The parish has a long history of social justice ministry, and has been the frequent host of the District's labor Mass on the Feast of St. Joseph the Worker, as well as the home of the Hermano Pedro homeless outreach program and the Shrine of the Sacred Heart Dinner Program, and is affiliated with local social service organizations such as the Spanish Catholic Center and Neighbors Consejo. The parish houses large devotions to Our Lady of Guadalupe (Sacred Heart hosts her feast day December 12 for the entire archdiocese) and Saint Óscar Romero, the martyred Archbishop of San Salvador, though the movement to beatify and possibly canonize Romero appeared stalled until May 2013, when the postulator for his case announced that it was "unblocked." Romero was subsequently canonized in October 2018.

Several dozen flags hang from the church's choir loft, representing the nations of birth and ancestry for the highly diverse congregation.

==Sacred Heart School==
The church has a parish school in nearby Mount Pleasant, though it no longer retains full control of the PK-to-8 institution. For most of its history, the school was staffed by the Sinsinawa Dominican Sisters, before gradually evolving into a school staffed by laypersons, like many Catholic schools in the late twentieth century. Among its most famous alums was actress Helen Hayes, widely known as the "First Lady of American Theater."
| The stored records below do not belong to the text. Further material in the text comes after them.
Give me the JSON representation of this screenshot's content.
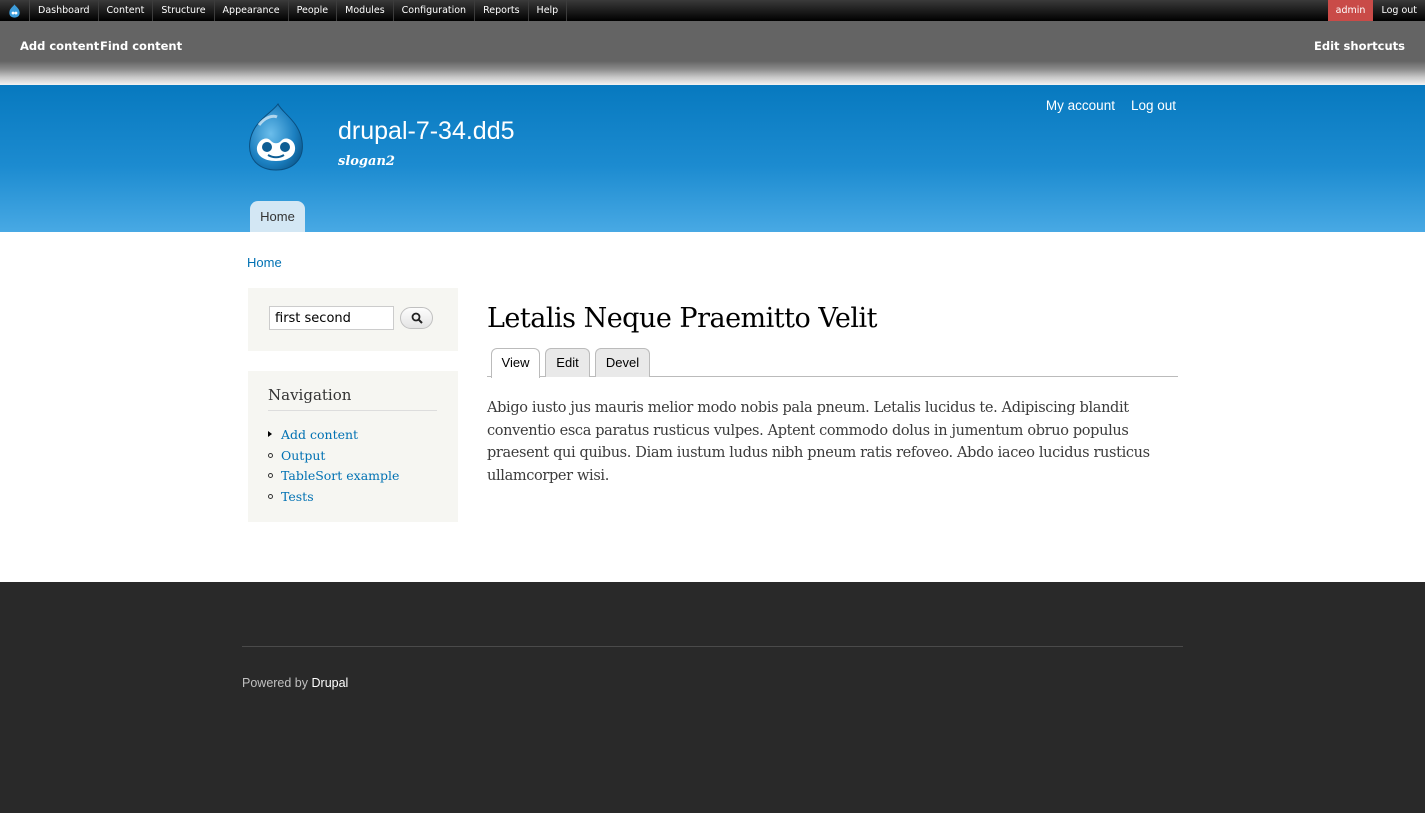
{
  "toolbar": {
    "items": [
      "Dashboard",
      "Content",
      "Structure",
      "Appearance",
      "People",
      "Modules",
      "Configuration",
      "Reports",
      "Help"
    ],
    "user": "admin",
    "logout": "Log out"
  },
  "shortcuts": {
    "add_content": "Add content",
    "find_content": "Find content",
    "edit_shortcuts": "Edit shortcuts"
  },
  "header": {
    "site_name": "drupal-7-34.dd5",
    "slogan": "slogan2",
    "secondary_menu": [
      "My account",
      "Log out"
    ],
    "main_menu": [
      "Home"
    ]
  },
  "breadcrumb": "Home",
  "search": {
    "value": "first second"
  },
  "navigation": {
    "title": "Navigation",
    "items": [
      "Add content",
      "Output",
      "TableSort example",
      "Tests"
    ]
  },
  "content": {
    "title": "Letalis Neque Praemitto Velit",
    "tabs": [
      "View",
      "Edit",
      "Devel"
    ],
    "body": "Abigo iusto jus mauris melior modo nobis pala pneum. Letalis lucidus te. Adipiscing blandit conventio esca paratus rusticus vulpes. Aptent commodo dolus in jumentum obruo populus praesent qui quibus. Diam iustum ludus nibh pneum ratis refoveo. Abdo iaceo lucidus rusticus ullamcorper wisi."
  },
  "footer": {
    "powered_prefix": "Powered by",
    "powered_link": "Drupal"
  },
  "colors": {
    "header_top": "#0779bf",
    "header_bottom": "#48a9e4",
    "link": "#0071b3",
    "admin_badge": "#c94b48",
    "footer_bg": "#292929"
  }
}
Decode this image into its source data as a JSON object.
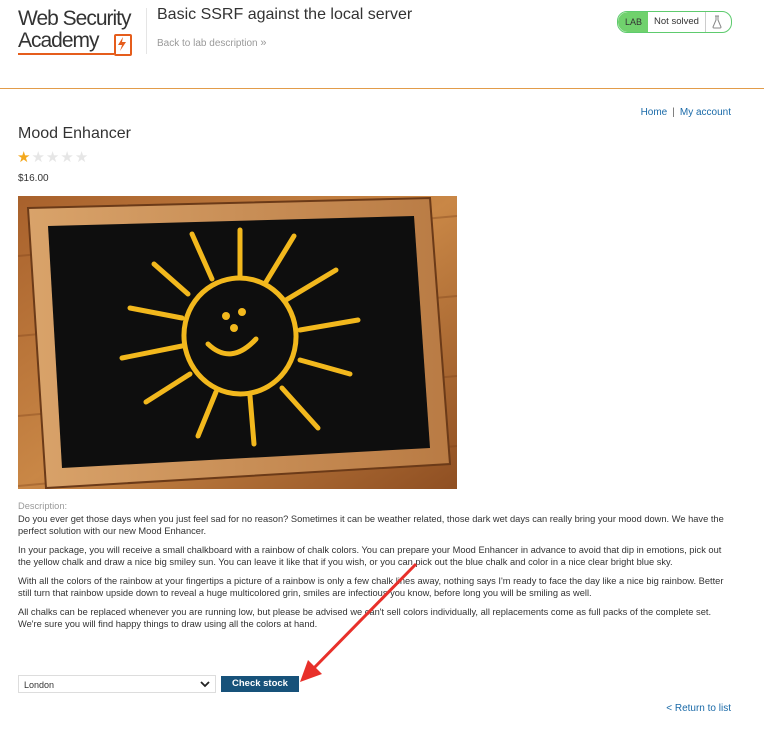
{
  "header": {
    "logo_line1": "Web Security",
    "logo_line2": "Academy",
    "lab_title": "Basic SSRF against the local server",
    "back_link": "Back to lab description",
    "back_link_chevron": "»",
    "lab_badge": "LAB",
    "lab_status": "Not solved",
    "brand_color": "#e55d1c",
    "badge_color": "#70d16d"
  },
  "nav": {
    "home": "Home",
    "separator": "|",
    "account": "My account"
  },
  "product": {
    "name": "Mood Enhancer",
    "rating": 1,
    "rating_max": 5,
    "price": "$16.00",
    "description_label": "Description:",
    "paragraphs": [
      "Do you ever get those days when you just feel sad for no reason? Sometimes it can be weather related, those dark wet days can really bring your mood down. We have the perfect solution with our new Mood Enhancer.",
      "In your package, you will receive a small chalkboard with a rainbow of chalk colors. You can prepare your Mood Enhancer in advance to avoid that dip in emotions, pick out the yellow chalk and draw a nice big smiley sun. You can leave it like that if you wish, or you can pick out the blue chalk and color in a nice clear bright blue sky.",
      "With all the colors of the rainbow at your fingertips a picture of a rainbow is only a few chalk lines away, nothing says I'm ready to face the day like a nice big rainbow. Better still turn that rainbow upside down to reveal a huge multicolored grin, smiles are infectious you know, before long you will be smiling as well.",
      "All chalks can be replaced whenever you are running low, but please be advised we can't sell colors individually, all replacements come as full packs of the complete set. We're sure you will find happy things to draw using all the colors at hand."
    ]
  },
  "stock": {
    "selected_store": "London",
    "button": "Check stock",
    "button_color": "#17527a"
  },
  "footer": {
    "return_link": "< Return to list"
  },
  "annotation": {
    "arrow_color": "#e8302a"
  }
}
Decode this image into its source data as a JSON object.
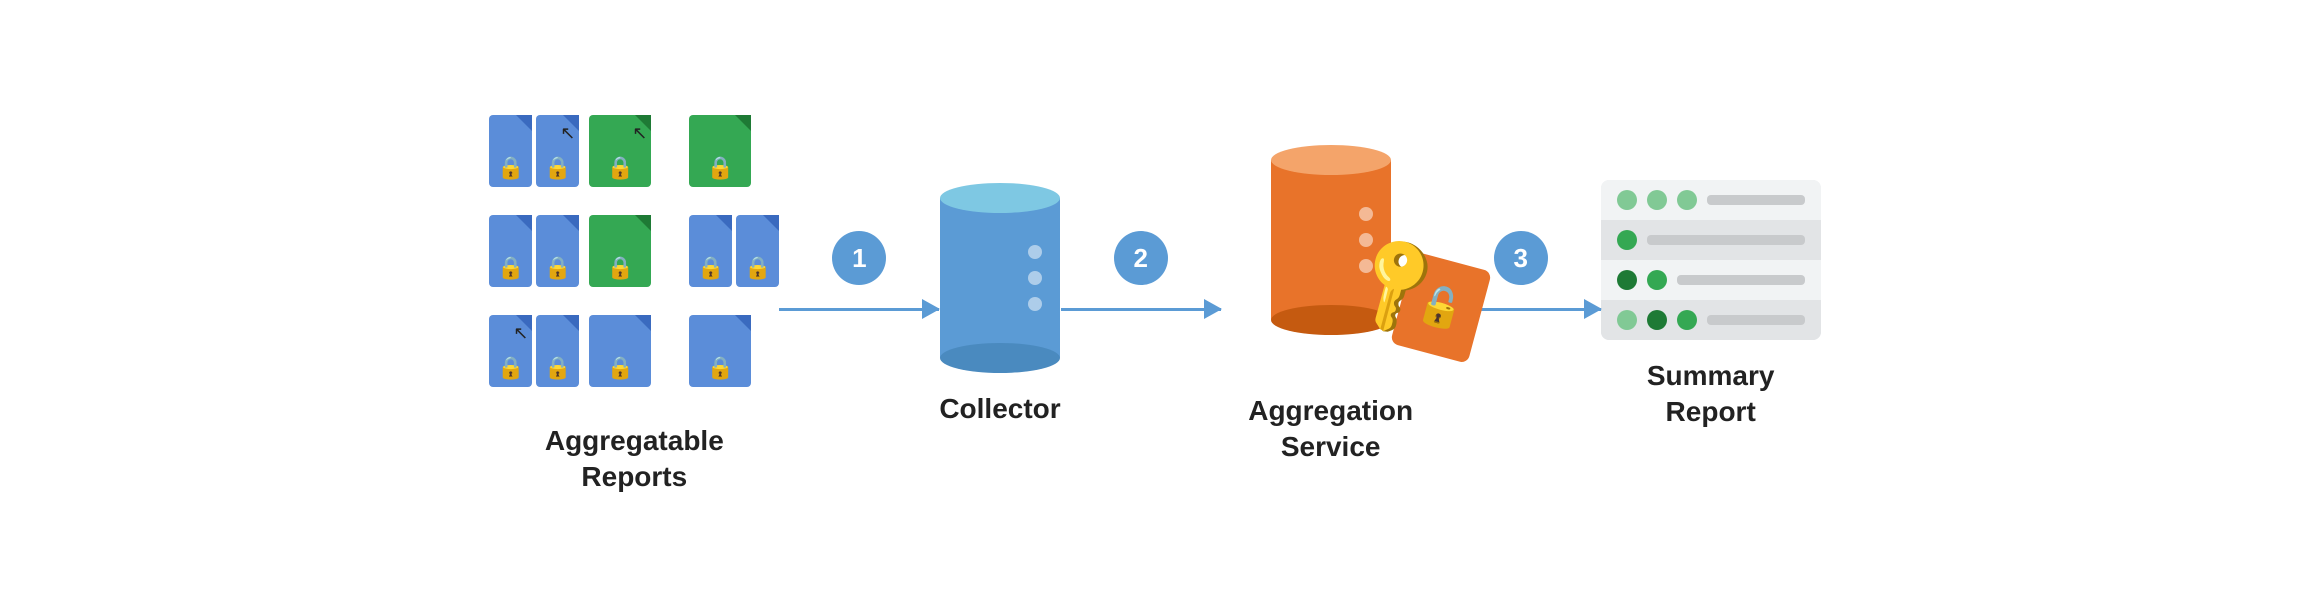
{
  "diagram": {
    "nodes": [
      {
        "id": "aggregatable-reports",
        "label_line1": "Aggregatable",
        "label_line2": "Reports"
      },
      {
        "id": "collector",
        "label_line1": "Collector",
        "label_line2": ""
      },
      {
        "id": "aggregation-service",
        "label_line1": "Aggregation",
        "label_line2": "Service"
      },
      {
        "id": "summary-report",
        "label_line1": "Summary",
        "label_line2": "Report"
      }
    ],
    "arrows": [
      {
        "id": "arrow-1",
        "step": "1"
      },
      {
        "id": "arrow-2",
        "step": "2"
      },
      {
        "id": "arrow-3",
        "step": "3"
      }
    ],
    "grid": {
      "items": [
        {
          "color": "blue",
          "has_cursor": false
        },
        {
          "color": "green",
          "has_cursor": true
        },
        {
          "color": "green",
          "has_cursor": false
        },
        {
          "color": "blue",
          "has_cursor": false
        },
        {
          "color": "green",
          "has_cursor": false
        },
        {
          "color": "blue",
          "has_cursor": false
        },
        {
          "color": "blue",
          "has_cursor": true
        },
        {
          "color": "blue",
          "has_cursor": false
        },
        {
          "color": "blue",
          "has_cursor": false
        }
      ]
    },
    "summary_rows": [
      {
        "dots": [
          "light",
          "light",
          "light"
        ],
        "line_width": "80%"
      },
      {
        "dots": [
          "mid"
        ],
        "line_width": "60%"
      },
      {
        "dots": [
          "dark",
          "mid"
        ],
        "line_width": "70%"
      },
      {
        "dots": [
          "light",
          "dark",
          "mid"
        ],
        "line_width": "50%"
      }
    ]
  }
}
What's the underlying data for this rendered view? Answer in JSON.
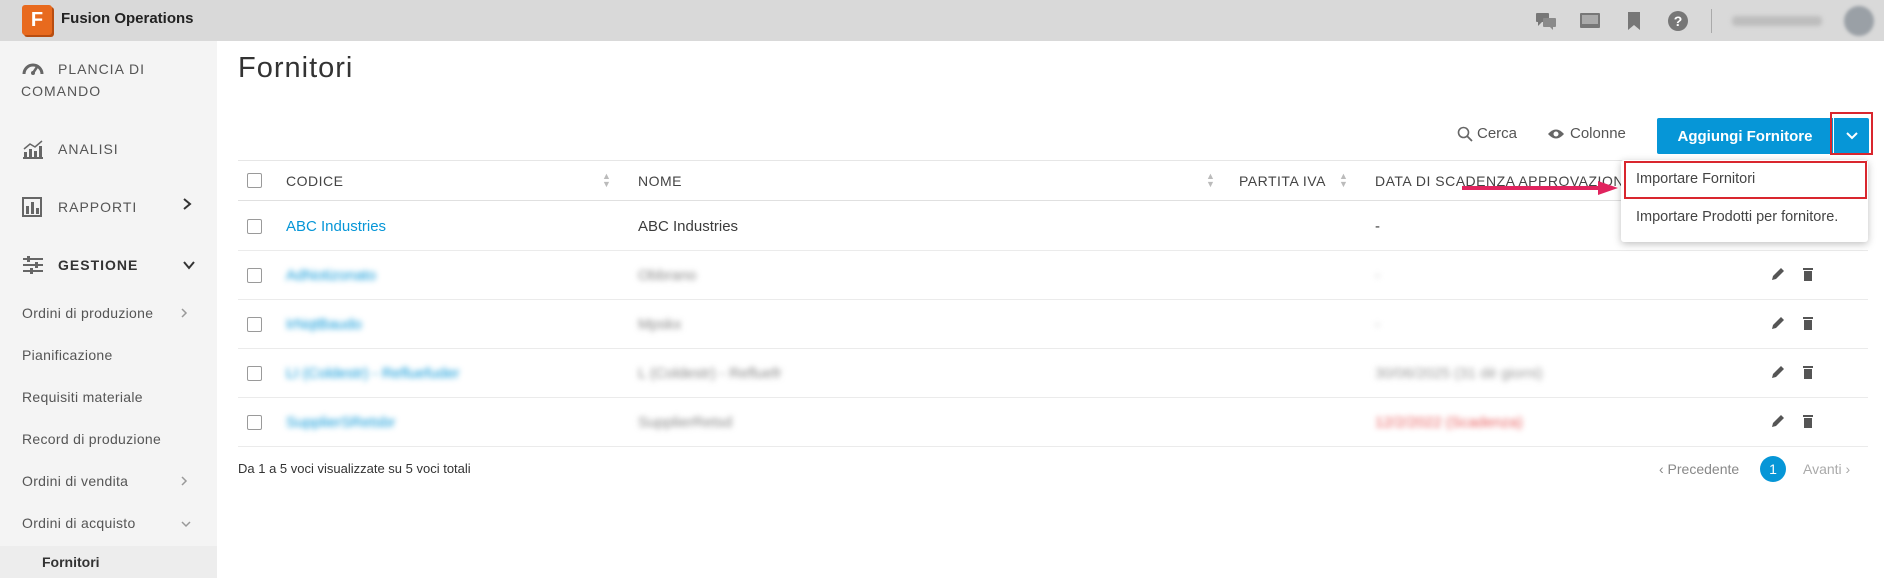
{
  "app": {
    "logo_letter": "F",
    "title": "Fusion Operations",
    "accent": "#0696d7",
    "logo_color": "#e86a1e"
  },
  "topbar": {
    "icons": [
      "chat-icon",
      "screen-icon",
      "bookmark-icon",
      "help-icon"
    ]
  },
  "sidebar": {
    "plancia_line1": "PLANCIA DI",
    "plancia_line2": "COMANDO",
    "analisi": "ANALISI",
    "rapporti": "RAPPORTI",
    "gestione": "GESTIONE",
    "sub": {
      "ordini_produzione": "Ordini di produzione",
      "pianificazione": "Pianificazione",
      "requisiti": "Requisiti materiale",
      "record": "Record di produzione",
      "ordini_vendita": "Ordini di vendita",
      "ordini_acquisto": "Ordini di acquisto",
      "fornitori": "Fornitori"
    }
  },
  "page": {
    "title": "Fornitori"
  },
  "toolbar": {
    "search": "Cerca",
    "columns": "Colonne",
    "add_button": "Aggiungi Fornitore"
  },
  "table": {
    "headers": {
      "codice": "CODICE",
      "nome": "NOME",
      "partita_iva": "PARTITA IVA",
      "scadenza": "DATA DI SCADENZA APPROVAZIONE FORNITORE"
    },
    "rows": [
      {
        "code": "ABC Industries",
        "name": "ABC Industries",
        "date": "-"
      },
      {
        "code": "AdNotizonato",
        "name": "Obbrano",
        "date": "-"
      },
      {
        "code": "IrNqtBaudo",
        "name": "Mpskx",
        "date": "-"
      },
      {
        "code": "LI (Coldestr) - Refluefuder",
        "name": "L (Coldestr) - Refluefr",
        "date": "30/06/2025 (31 dè giorni)"
      },
      {
        "code": "SupplierSRetsbr",
        "name": "SupplierRetsd",
        "date": "12/2/2022 (Scadenza)"
      }
    ]
  },
  "footer": {
    "info": "Da 1 a 5 voci visualizzate su 5 voci totali",
    "prev": "‹ Precedente",
    "page": "1",
    "next": "Avanti ›"
  },
  "dropdown": {
    "item1": "Importare Fornitori",
    "item2": "Importare Prodotti per fornitore."
  }
}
In the late 1990s, the church realized it could no longer adequately finance the school, a fate shared by several inner-city Washington parishes, despite the continued popularity of Catholic education in a city in need of alternatives to a struggling public school system. In 1997, then-archbishop James Cardinal Hickey established the Center City Consortium, subsidizing these schools from a general archdiocese fund, pooling their resources, and sharing their costs. The archdiocese has direct fiscal oversight over these schools. Sacred Heart's priests still minister to the school spiritually. The Sacred Heart School continues to receive praise and honors, even as several of these Consortium schools continue to be threatened. It is one a very few United States Catholic parish schools operating with a bilingual curriculum.